Busch was going for a sweep of the Monster Energy All-Star Race and the 600. He was hoping to add the trophy from the race he considers one of the Monster Energy NASCAR Cup Series' three majors, along with the Daytona 500 and Brickyard 400.
"There were a lot of things riding on the line that meant a lot to me, that would have been special to me," said Busch, who already has a Brickyard victory to his credit. "I guess I should care less about those things and not show that sort of emotion.
"All in all, that's what was on the line for us, and we weren't able to achieve, so it was pretty disappointing."
It's not that Busch isn't self-aware. Like it or not, he simply shows what he's feeling in an unfiltered way.
"Certainly, different people show their emotions in different ways, and unfortunately for me, mine has never been very gracious, and I don't know that it ever will be," Busch said on Friday after time trials at Dover. "I'm kind of learning that as the days go on, when my son is two years old, I see where that came from. It's genetic. I'm sorry, that's just who I am. That's what I was given. If there's anyone to blame, it's probably the guy upstairs.
"I can probably get better and go to training and classes and everything else, but I don't know. It is the way it is. I've been fortunate enough to have been blessed to be in the opportunity that I'm in. I've got great partners and sponsors that are with me, and they've stuck with me through a lot worse than what happened this week. That's through relationships.
"Those people that are close to me understand me and know me and know who I am outside the race track as a personable person, as a friend. That's why I'm able to continue to have the relationships and the sponsorships that I do."
SIMULATOR WORK IS PAYING OFF FOR DALE EARNHARDT JR.
Dale Earnhardt Jr. has always been a "gamer." He was one of the pioneers of iRacing, often spending hours online racing against armchair drivers across the globe.
Now Earnhardt is making full use of technology to up his game on the asphalt.
"We went to the simulator, which is something we've been trying to infuse into our process a little bit more," Earnhardt said after qualifying 11th on Friday at Dover International Speedway. "It's been bearing some fruit and helping us out and making us feel more confident going into the race weekends.
"We first really experienced that in Kansas and had a great practice the first day.
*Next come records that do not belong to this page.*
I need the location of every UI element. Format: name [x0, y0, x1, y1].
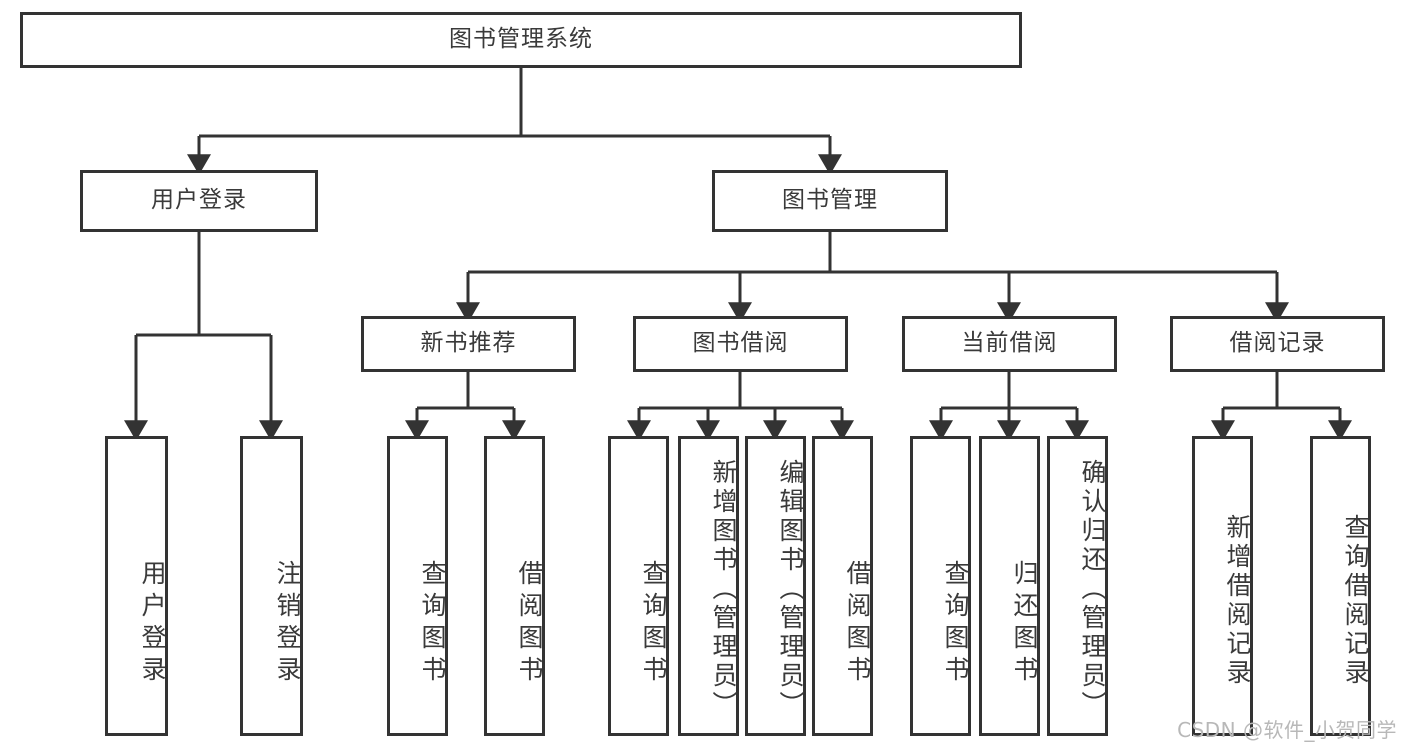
node-current-borrow[interactable]: 当前借阅 — [902, 316, 1117, 372]
leaf-rec-query[interactable]: 查询图书 — [387, 436, 448, 736]
leaf-borrow-edit-label: 编辑图书（管理员） — [776, 458, 805, 720]
node-user-login[interactable]: 用户登录 — [80, 170, 318, 232]
node-book-manage[interactable]: 图书管理 — [712, 170, 948, 232]
leaf-borrow-add[interactable]: 新增图书（管理员） — [678, 436, 739, 736]
leaf-cur-return-label: 归还图书 — [1010, 560, 1039, 688]
leaf-cur-query-label: 查询图书 — [941, 560, 970, 688]
leaf-user-login-label: 用户登录 — [138, 560, 167, 688]
node-new-book-rec[interactable]: 新书推荐 — [361, 316, 576, 372]
node-user-login-label: 用户登录 — [151, 187, 247, 214]
leaf-cur-confirm[interactable]: 确认归还（管理员） — [1047, 436, 1108, 736]
leaf-borrow-query[interactable]: 查询图书 — [608, 436, 669, 736]
leaf-user-login[interactable]: 用户登录 — [105, 436, 168, 736]
leaf-record-add[interactable]: 新增借阅记录 — [1192, 436, 1253, 736]
leaf-user-logout-label: 注销登录 — [273, 560, 302, 688]
node-borrow-record-label: 借阅记录 — [1229, 330, 1326, 357]
node-borrow-record[interactable]: 借阅记录 — [1170, 316, 1385, 372]
node-book-manage-label: 图书管理 — [782, 187, 878, 214]
leaf-borrow-lend[interactable]: 借阅图书 — [812, 436, 873, 736]
leaf-record-add-label: 新增借阅记录 — [1223, 514, 1252, 688]
leaf-cur-confirm-label: 确认归还（管理员） — [1078, 458, 1107, 720]
node-new-book-rec-label: 新书推荐 — [420, 330, 517, 357]
leaf-record-search-label: 查询借阅记录 — [1341, 514, 1370, 688]
node-root[interactable]: 图书管理系统 — [20, 12, 1022, 68]
leaf-borrow-query-label: 查询图书 — [639, 560, 668, 688]
leaf-borrow-edit[interactable]: 编辑图书（管理员） — [745, 436, 806, 736]
csdn-watermark: CSDN @软件_小贺同学 — [1177, 718, 1397, 742]
node-book-borrow-label: 图书借阅 — [692, 330, 789, 357]
leaf-rec-borrow[interactable]: 借阅图书 — [484, 436, 545, 736]
node-current-borrow-label: 当前借阅 — [961, 330, 1058, 357]
leaf-user-logout[interactable]: 注销登录 — [240, 436, 303, 736]
node-book-borrow[interactable]: 图书借阅 — [633, 316, 848, 372]
leaf-record-search[interactable]: 查询借阅记录 — [1310, 436, 1371, 736]
leaf-rec-borrow-label: 借阅图书 — [515, 560, 544, 688]
leaf-borrow-add-label: 新增图书（管理员） — [709, 458, 738, 720]
node-root-label: 图书管理系统 — [449, 26, 593, 53]
leaf-cur-return[interactable]: 归还图书 — [979, 436, 1040, 736]
leaf-cur-query[interactable]: 查询图书 — [910, 436, 971, 736]
leaf-rec-query-label: 查询图书 — [418, 560, 447, 688]
leaf-borrow-lend-label: 借阅图书 — [843, 560, 872, 688]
Same thing here, we went to the simulator, picked a few things we liked, threw out some stuff that didn't work."
That's one of the main efficiencies of simulator work - eliminating ideas that won't work before the car gets to the track.
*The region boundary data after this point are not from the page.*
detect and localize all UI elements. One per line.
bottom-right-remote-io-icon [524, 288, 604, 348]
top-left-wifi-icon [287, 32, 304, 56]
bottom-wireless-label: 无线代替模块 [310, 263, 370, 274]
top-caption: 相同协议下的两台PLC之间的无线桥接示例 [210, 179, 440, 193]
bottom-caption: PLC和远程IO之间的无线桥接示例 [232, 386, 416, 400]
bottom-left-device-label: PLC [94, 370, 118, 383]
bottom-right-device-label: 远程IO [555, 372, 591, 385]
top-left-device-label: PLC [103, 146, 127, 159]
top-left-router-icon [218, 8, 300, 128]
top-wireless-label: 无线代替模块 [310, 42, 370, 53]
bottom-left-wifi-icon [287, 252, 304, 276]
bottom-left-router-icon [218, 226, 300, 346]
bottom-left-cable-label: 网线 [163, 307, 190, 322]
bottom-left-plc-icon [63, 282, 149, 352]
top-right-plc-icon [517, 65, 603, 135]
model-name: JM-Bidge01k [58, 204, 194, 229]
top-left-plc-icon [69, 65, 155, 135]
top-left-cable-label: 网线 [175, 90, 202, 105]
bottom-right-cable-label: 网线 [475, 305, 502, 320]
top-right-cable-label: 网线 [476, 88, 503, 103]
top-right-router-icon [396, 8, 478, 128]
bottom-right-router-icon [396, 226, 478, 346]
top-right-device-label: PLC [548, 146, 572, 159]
"We come to the race track and we unload, and there is obviously going to be some comments about the car that we want to fix," Earnhardt said. "We know what not to mess with that is going to waste a lot of practice time, and we can just hit the things that we thought we liked in the sim.
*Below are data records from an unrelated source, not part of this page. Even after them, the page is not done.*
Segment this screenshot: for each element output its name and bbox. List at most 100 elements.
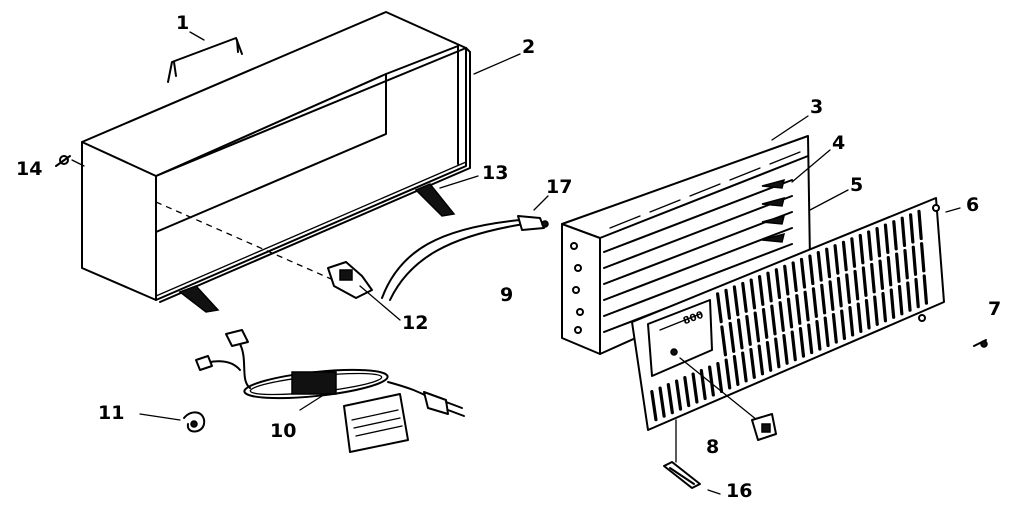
grille-slot	[845, 273, 852, 304]
screw-part-14	[55, 155, 71, 167]
grille-slot	[666, 383, 674, 415]
grille-slot	[691, 372, 699, 404]
cabinet-housing	[81, 11, 471, 313]
grille-slot	[708, 365, 715, 397]
grille-slot	[766, 271, 773, 303]
grille-slot	[716, 362, 724, 394]
grille-slot	[683, 376, 691, 408]
grille-slot	[858, 233, 865, 265]
grille-slot	[782, 333, 789, 365]
grille-slot	[778, 301, 785, 332]
callout-3: 3	[810, 96, 824, 118]
grille-slot	[658, 386, 666, 418]
grille-slot	[850, 237, 857, 268]
callout-16: 16	[726, 480, 753, 502]
grille-slot	[674, 379, 683, 411]
grille-slot	[732, 355, 740, 386]
grille-slot	[720, 325, 728, 357]
thermostat-knob-part	[675, 357, 777, 463]
grille-slot	[795, 294, 802, 325]
grille-slot	[774, 337, 781, 369]
grille-slot	[783, 264, 790, 296]
grille-slot	[770, 304, 777, 336]
grille-slot	[786, 297, 794, 329]
grille-slot	[736, 318, 744, 350]
grille-slot	[724, 288, 732, 320]
grille-slot	[724, 358, 732, 390]
grille-slot	[811, 287, 818, 318]
grille-slot	[881, 291, 888, 323]
alignment-line	[155, 201, 339, 283]
pilot-lamp-part	[663, 461, 701, 489]
grille-slot	[853, 269, 860, 301]
callout-5: 5	[850, 174, 864, 196]
grille-slot	[903, 249, 909, 280]
grille-slot	[820, 283, 827, 315]
grille-slot	[892, 220, 898, 251]
grille-slot	[897, 284, 904, 316]
callout-10: 10	[270, 420, 297, 442]
grille-slot	[911, 245, 918, 276]
grille-slot	[807, 323, 814, 355]
switch-bracket-part	[327, 261, 401, 321]
grille-slot	[831, 312, 838, 344]
grille-slot	[815, 319, 822, 351]
grille-slot	[650, 390, 658, 422]
callout-6: 6	[966, 194, 980, 216]
grille-slot	[808, 254, 815, 286]
grille-slot	[728, 321, 736, 353]
front-grille	[631, 197, 945, 431]
grille-slot	[856, 302, 863, 333]
callout-14: 14	[16, 158, 43, 180]
grille-slot	[920, 242, 926, 273]
grille-slot	[875, 226, 882, 258]
grille-slot	[732, 285, 740, 317]
grille-slot	[864, 298, 871, 330]
grille-slot	[741, 281, 748, 313]
grille-slot	[799, 257, 807, 289]
grille-slot	[757, 275, 765, 306]
grille-slot	[917, 209, 923, 241]
callout-2: 2	[522, 36, 536, 58]
grille-slots	[650, 209, 929, 422]
grille-slot	[715, 292, 723, 324]
screw-part-7	[973, 339, 988, 348]
callout-9: 9	[500, 284, 514, 306]
callout-17: 17	[546, 176, 573, 198]
callout-13: 13	[482, 162, 509, 184]
heater-chassis	[561, 135, 811, 355]
grille-slot	[867, 230, 873, 261]
grille-slot	[798, 326, 806, 358]
grille-slot	[803, 290, 810, 322]
grille-slot	[886, 255, 893, 287]
grille-slot	[745, 314, 752, 346]
grille-slot	[816, 251, 823, 282]
callout-11: 11	[98, 402, 125, 424]
grille-slot	[883, 223, 890, 254]
grille-slot	[749, 347, 756, 379]
grille-slot	[836, 276, 843, 308]
grille-slot	[906, 281, 912, 312]
grille-slot	[757, 344, 765, 376]
grille-slot	[848, 305, 855, 337]
grille-slot	[749, 278, 757, 310]
callout-7: 7	[988, 298, 1002, 320]
grille-slot	[828, 280, 835, 311]
grille-slot	[878, 259, 885, 290]
grille-slot	[840, 309, 847, 341]
grille-slot	[895, 252, 901, 283]
grille-slot	[873, 295, 879, 326]
grille-slot	[761, 308, 769, 339]
grille-slot	[833, 244, 840, 275]
element-wire-part	[381, 195, 549, 301]
cord-clip-part	[183, 411, 206, 433]
callout-8: 8	[706, 436, 720, 458]
grille-slot	[870, 262, 876, 294]
grille-slot	[922, 274, 929, 305]
callout-12: 12	[402, 312, 429, 334]
grille-slot	[908, 213, 915, 244]
grille-slot	[861, 266, 868, 297]
grille-slot	[889, 288, 896, 319]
"They correlated really well today (in Friday's practice). We got the car better in race trim. We only made one change and then swapped over really quick (to qualifying trim). Then for qualifying, we improved the car each run... I'm really happy. We've been working, trying to get better."
Kyle Busch followed Friday's pole-winning performance by topping the speed chart in Saturday morning's early practice session at Dover International Speedway. With a fast lap at 158.040 mph, Busch edged Ryan Blaney (157.929 mph) for bragging rights in the session. Jamie McMurray, however, had the fastest 10-consecutive-lap average, an impressive 156.448 mph from Lap 2 through 11 of the 53 circuits he ran. Chase Elliott ran the most laps in the session - 56...
McMurray's Chip Ganassi Racing teammate, Kyle Larson, paced final practice with a lap at 157.411 mph in a session where the top eight drivers all exceeded 157 mph. Ten-time Dover winner Jimmie Johnson was second fastest at 157.301 mph, indicating the seven-time champion will be strong in race trim on Sunday despite a 14th-place qualifying effort.